Blanche entered. She was pale under her dark skin, almost purple around the eyes. Lovely, but scared and looking at Tye for direction. She carried a small tray holding a syringe, needles, ampoules. They made me feel queasy.
“I’ve fixed her good, Tye,” she said in a wobbly voice. She looked in a worse state than me. Partners in paradise, while I’d been in hell next door.
“You’d better know something, Lovejoy,” Tye said. “All that went on in Kelly Palumba’s cabin’ll be taped, sound and video.”
“Thank God for that!” I said vehemently. “It’ll prove she dragged me in. When Nicko and Gina see the tape they’ll see I was bawling my head off for you two…”
Aha. I paused, looked from Blanche to Tye.
“You see the problem, Lovejoy.”
Blanche was finishing dressing, I tried not to see her lovely legs sheathing into her silks. Tye stood, buttoning his collar.
“Aye.” And I did. The camera record would show me all innocent, trying to cope with the sick lass—and it would reveal that Tye and Blanche were in dereliction of duty. “You two’ll get your wrists slapped?”
“Sort of, Lovejoy.”
“But this…” Like a fool I glanced about the cabin, as if bugging devices would be in view and clearly labelled.
Blanche answered, doing her hair at the mirror. “I have an arrangement with the recordist, Lovejoy. To default the circuits.”
She evaded my eyes in the mirror. Well, she had powers of persuasion any electrician would accede to.

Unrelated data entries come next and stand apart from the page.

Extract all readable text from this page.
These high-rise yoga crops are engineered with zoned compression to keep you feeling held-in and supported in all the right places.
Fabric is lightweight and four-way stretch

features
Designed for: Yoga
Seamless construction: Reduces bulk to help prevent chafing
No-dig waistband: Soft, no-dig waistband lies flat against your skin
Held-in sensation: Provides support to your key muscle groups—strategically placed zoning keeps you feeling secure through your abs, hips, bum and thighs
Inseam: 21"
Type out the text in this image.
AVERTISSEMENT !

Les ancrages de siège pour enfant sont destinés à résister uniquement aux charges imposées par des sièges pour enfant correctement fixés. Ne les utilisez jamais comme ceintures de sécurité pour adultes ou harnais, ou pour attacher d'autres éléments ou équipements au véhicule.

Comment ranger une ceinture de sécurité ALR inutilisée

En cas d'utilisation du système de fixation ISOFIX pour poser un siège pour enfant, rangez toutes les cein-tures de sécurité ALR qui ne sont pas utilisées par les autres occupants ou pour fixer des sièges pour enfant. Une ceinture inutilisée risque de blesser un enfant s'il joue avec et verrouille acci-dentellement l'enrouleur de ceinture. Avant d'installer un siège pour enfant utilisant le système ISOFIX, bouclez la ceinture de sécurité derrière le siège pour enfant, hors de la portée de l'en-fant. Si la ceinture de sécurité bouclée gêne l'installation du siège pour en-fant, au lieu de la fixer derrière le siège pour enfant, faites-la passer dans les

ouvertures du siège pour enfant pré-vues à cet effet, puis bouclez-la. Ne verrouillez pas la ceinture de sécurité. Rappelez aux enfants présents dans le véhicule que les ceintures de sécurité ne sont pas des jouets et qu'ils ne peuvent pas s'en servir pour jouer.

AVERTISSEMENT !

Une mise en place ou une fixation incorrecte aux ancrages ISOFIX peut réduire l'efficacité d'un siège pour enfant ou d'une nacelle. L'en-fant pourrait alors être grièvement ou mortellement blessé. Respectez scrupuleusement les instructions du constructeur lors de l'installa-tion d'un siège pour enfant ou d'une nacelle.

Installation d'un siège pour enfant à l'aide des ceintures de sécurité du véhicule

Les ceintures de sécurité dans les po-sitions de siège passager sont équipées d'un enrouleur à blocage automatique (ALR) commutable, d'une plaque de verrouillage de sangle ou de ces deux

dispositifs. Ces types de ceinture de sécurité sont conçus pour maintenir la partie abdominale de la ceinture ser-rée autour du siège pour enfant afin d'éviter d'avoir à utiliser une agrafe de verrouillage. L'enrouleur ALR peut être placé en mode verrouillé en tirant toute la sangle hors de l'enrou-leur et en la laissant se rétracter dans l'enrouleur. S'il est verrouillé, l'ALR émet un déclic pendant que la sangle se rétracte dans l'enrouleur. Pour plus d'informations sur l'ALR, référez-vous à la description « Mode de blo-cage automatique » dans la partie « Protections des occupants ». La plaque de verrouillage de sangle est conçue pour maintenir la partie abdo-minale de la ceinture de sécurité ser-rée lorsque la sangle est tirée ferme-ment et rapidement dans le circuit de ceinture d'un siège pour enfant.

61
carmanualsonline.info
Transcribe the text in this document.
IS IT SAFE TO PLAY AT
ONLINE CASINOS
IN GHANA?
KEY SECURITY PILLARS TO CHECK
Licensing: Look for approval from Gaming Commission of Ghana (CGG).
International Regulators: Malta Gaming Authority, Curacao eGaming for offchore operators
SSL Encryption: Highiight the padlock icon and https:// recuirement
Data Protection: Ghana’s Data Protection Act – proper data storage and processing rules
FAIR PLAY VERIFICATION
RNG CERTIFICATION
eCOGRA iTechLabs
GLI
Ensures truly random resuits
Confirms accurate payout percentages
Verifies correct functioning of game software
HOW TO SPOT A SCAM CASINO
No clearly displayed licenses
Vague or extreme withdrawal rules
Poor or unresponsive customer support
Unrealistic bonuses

Tye spoke, fastening his holster. I watched, amazed. It was the first real holster I’d ever seen. I’d no idea they were so bulky. However did undercover agents manage?
“We can erase Kelly Palumba’s, Lovejoy.”
Into the ensuing silence Blanche spoke softly. “If you stay quiet, Lovejoy.”
Now her eyes met mine. It wasn’t a simple threat. It was more like, well, a country woman’s promise of coming weather, certain it would come but hoping for maximum clemency. A rainstorm, we’d all get soaked.
“What’s the risk to me?” I was conscious I was missing some sort of opportunity, but was too feeble-minded to think it through. “I’ve promised loyalty to Gina all sorts of ways.”
“Haven’t we all, Lovejoy?” Tye donned his jacket. He looked surprisingly neat, if a trifle bulky. So those holsters were tailored! The things you learn.
“There’ll be no comeback from Gina,” Blanche said. “Where’s the harm in a little fun?” She did that erotic magic with lipstick that always makes me swallow and think hard unyielding thoughts. She smiled to herself. And Tye smiled too.
“Everybody needs a little fun now and then. Right?”
I swallowed. “Right, right.”
That was where we left it, we of the good ship Gina, me going to change into clean gear then totter along to the galley for a nosh, Tye strolling to resume his patrol, Blanche staring at her reflection slowly sucking her lips in to even her lipstick. And the drugged girl somewhere in that chemical paradise from which few travellers ever really return.